Our history of oppression, going all the way back to Egypt, mandates not only that we treat the foreigners in our midst fairly, but also that we recall actively what it means to be an outsider. The great 12th-century Spanish commentator Avraham Ibn Ezra tells us that this is about power. Just because you have more power than the stranger, he says, does not give you the right to abuse that power. Remember where you came from!

Indeed, remember where we came from, not quite as far back as Egypt. Remember the Pale of Settlement of Eastern Europe. Remember the shtetlakh, where the Jews were confined to live. Remember the pogroms. Remember the forced conscription of Jewish boys into the Czar’s army. Remember the Nuremberg Laws, the ghettos, the Einsatzgruppen. Remember the Shoah, the destruction of European Jewry in the name of fear and hatred fomented by the Nazi state.

We are not required as Jews to love others who are not like us. But we are indeed forbidden from oppressing them, from mistreating them, from taking advantage of them, from hating them. And on some level, it is our duty to bring that message to the greater world.

The 18th-century Hasidic rabbi Menahem Nahum of Chernobyl (yes, THAT Chernobyl) wrote in his Torah commentary, Me’or Einayim, that we all have the potential to feel threatened by others around us, but that the real cause of our discomfort is not the evil in their hearts, but rather the tum’ah, the impurity in our own. Rabbi Shalom Noah Berezovsky, the Slonimer Rebbe, responds in his work, the Netivot Shalom, that,

“To succeed in overcoming the forces of tum’ah that are deliberately placed in our way, we need to be able to eschew our own inner voices, and align ourselves perfectly with the tzaddik in our midst.”

So these Hasidic masters saw our challenge as an internal one rather than an external one. We fear the other because we are responding to our own inadequacy, and our task is to overcome those fears and reach out.

A third Hasidic rabbi, Rabbi Nahman of Breslov, put it so smartly and succinctly that his saying on the subject has become a popular, sing-along tune:

כל העולם כולו גשר צר מאוד, והעיקר לא לפחד כלל

Kol ha-olam kulo, gesher tzar me’od, veha’iqar lo lefahed kelal.

The whole world is a very narrow bridge, and the most important principle is not to fear at all.
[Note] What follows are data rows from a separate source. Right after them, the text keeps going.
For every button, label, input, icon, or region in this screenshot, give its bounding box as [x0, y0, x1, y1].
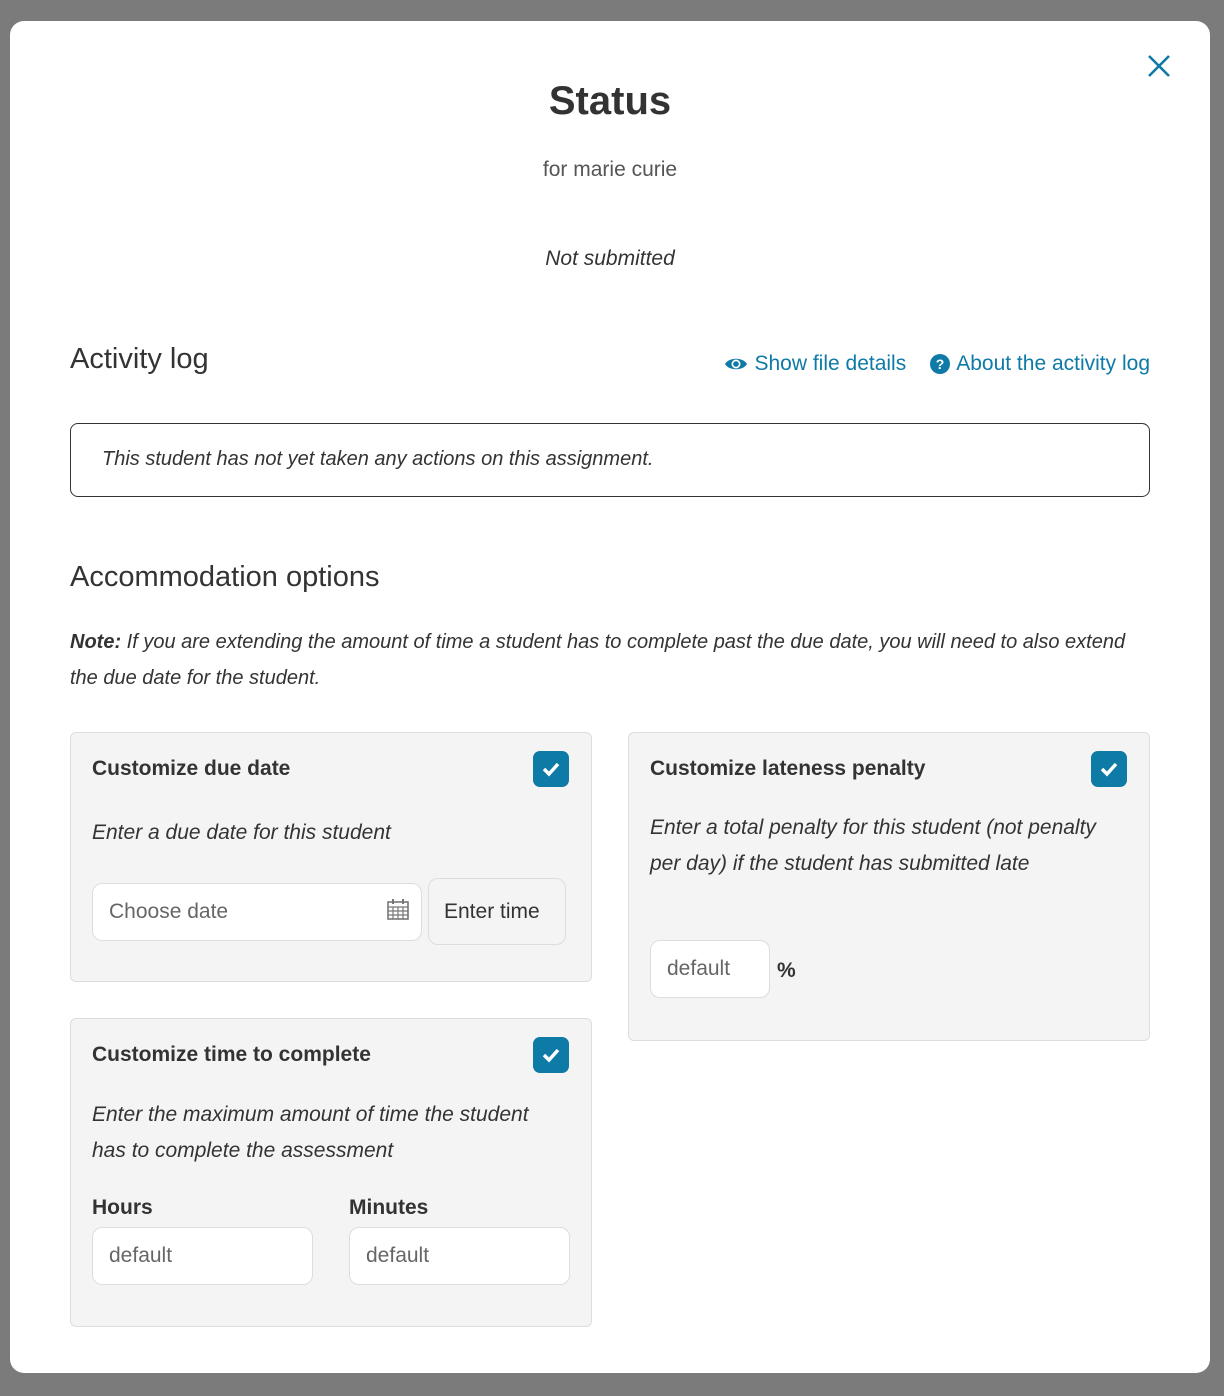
- activity-log-box: This student has not yet taken any actions on this assignment.: [70, 423, 1150, 497]
- note-text: If you are extending the amount of time a student has to complete past the due date, you will need to also extend the due date for the student.: [70, 631, 1126, 689]
- hours-input[interactable]: [92, 1227, 313, 1285]
- show-file-details-link[interactable]: [724, 352, 906, 376]
- hours-placeholder: default: [109, 1244, 173, 1267]
- penalty-placeholder: default: [667, 957, 731, 980]
- lateness-penalty-card: [628, 732, 1150, 1041]
- due-date-checkbox[interactable]: [533, 751, 569, 787]
- calendar-icon[interactable]: [387, 898, 409, 920]
- due-date-title: Customize due date: [92, 757, 291, 780]
- due-date-description: Enter a due date for this student: [92, 821, 391, 844]
- penalty-input[interactable]: [650, 940, 770, 998]
- checkmark-icon: [541, 1047, 561, 1063]
- date-input[interactable]: [92, 883, 422, 941]
- time-description: Enter the maximum amount of time the student has to complete the assessment: [92, 1103, 529, 1162]
- checkmark-icon: [541, 761, 561, 777]
- penalty-description: Enter a total penalty for this student (not penalty per day) if the student has submitted late: [650, 816, 1096, 875]
- enter-time-button[interactable]: [428, 878, 566, 945]
- eye-icon: [724, 356, 748, 372]
- percent-unit: %: [777, 959, 796, 982]
- close-icon: [1144, 51, 1174, 81]
- show-file-details-label: Show file details: [754, 352, 907, 375]
- close-button[interactable]: [1144, 51, 1174, 81]
- time-title: Customize time to complete: [92, 1043, 371, 1066]
- accommodation-heading: Accommodation options: [70, 561, 380, 593]
- minutes-placeholder: default: [366, 1244, 430, 1267]
- student-name: for marie curie: [542, 158, 678, 181]
- activity-log-heading: Activity log: [70, 343, 209, 375]
- about-activity-log-label: About the activity log: [956, 352, 1150, 375]
- minutes-label: Minutes: [349, 1196, 429, 1219]
- date-placeholder: Choose date: [109, 900, 229, 923]
- due-date-card: [70, 732, 592, 982]
- accommodation-note: [70, 624, 1155, 696]
- modal-title: Status: [548, 79, 672, 123]
- note-label: Note:: [70, 631, 122, 653]
- submission-status: Not submitted: [545, 247, 675, 270]
- time-checkbox[interactable]: [533, 1037, 569, 1073]
- svg-text:?: ?: [935, 356, 945, 372]
- time-to-complete-card: [70, 1018, 592, 1327]
- status-modal: [10, 21, 1210, 1373]
- enter-time-label: Enter time: [444, 899, 540, 923]
- minutes-input[interactable]: [349, 1227, 570, 1285]
- about-activity-log-link[interactable]: [930, 352, 1150, 376]
- checkmark-icon: [1099, 761, 1119, 777]
- hours-label: Hours: [92, 1196, 153, 1219]
- question-circle-icon: [930, 354, 950, 374]
- penalty-title: Customize lateness penalty: [650, 757, 926, 780]
- penalty-checkbox[interactable]: [1091, 751, 1127, 787]
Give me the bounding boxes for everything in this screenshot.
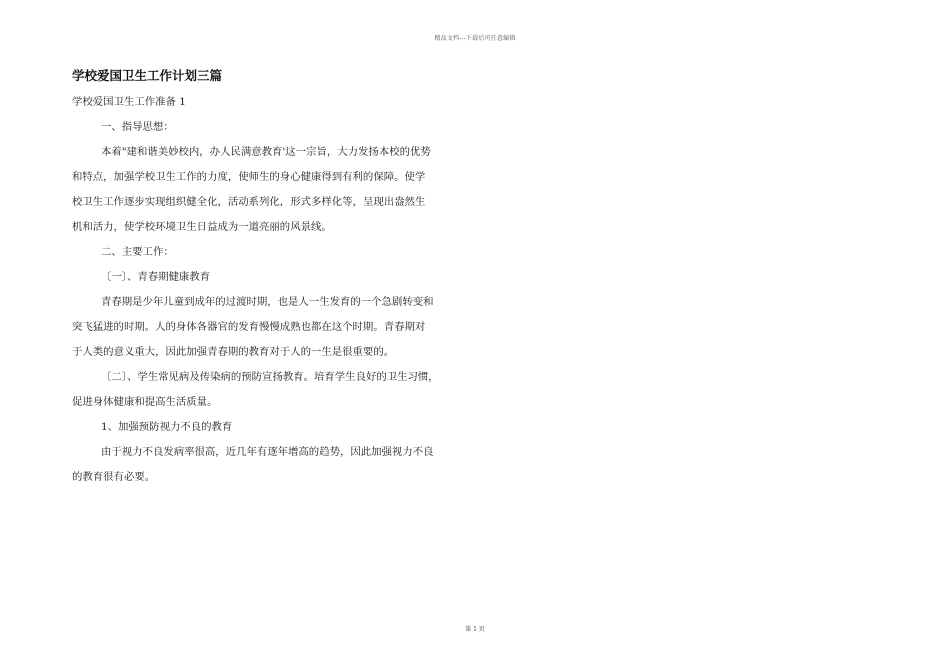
text-line: 学校爱国卫生工作准备 1 bbox=[72, 96, 186, 108]
text-line: 和特点，加强学校卫生工作的力度，使师生的身心健康得到有利的保障。使学 bbox=[72, 171, 426, 183]
text-line: 由于视力不良发病率很高，近几年有逐年增高的趋势，因此加强视力不良 bbox=[101, 446, 434, 458]
text-line: 促进身体健康和提高生活质量。 bbox=[72, 396, 218, 408]
text-line: 于人类的意义重大，因此加强青春期的教育对于人的一生是很重要的。 bbox=[72, 346, 395, 358]
text-line: 〔一〕、青春期健康教育 bbox=[101, 271, 211, 283]
text-line: 的教育很有必要。 bbox=[72, 471, 156, 483]
text-line: 机和活力，使学校环境卫生日益成为一道亮丽的风景线。 bbox=[72, 221, 332, 233]
header-note: 精品文档---下载后可任意编辑 bbox=[434, 35, 516, 42]
document-title: 学校爱国卫生工作计划三篇 bbox=[72, 68, 223, 83]
document-body bbox=[72, 95, 472, 495]
text-line: 青春期是少年儿童到成年的过渡时期，也是人一生发育的一个急剧转变和 bbox=[101, 296, 434, 308]
text-line: 二、主要工作： bbox=[101, 246, 174, 258]
text-line: 1、加强预防视力不良的教育 bbox=[101, 421, 233, 433]
text-line: 校卫生工作逐步实现组织健全化，活动系列化，形式多样化等，呈现出盎然生 bbox=[72, 196, 426, 208]
page-number: 第 1 页 bbox=[465, 626, 485, 633]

We have to overcome fear of the other, because fear is a destructive force. Not that we should not be vigilant; not that we should be careless; but we should make our choices from a place of confidence and intelligence rather than fear.

Verrazano-Narrows Bridge - bridge-info.org

Had our British friends learned this lesson, perhaps the outcome would have been different. But it’s not too late for the rest of us.

Veha’iqar lo lefahed kelal.

Shabbat shalom!

~

Rabbi Seth Adelson

(Originally delivered at Congregation Beth Shalom, Shabbat morning, 7/2/2016.)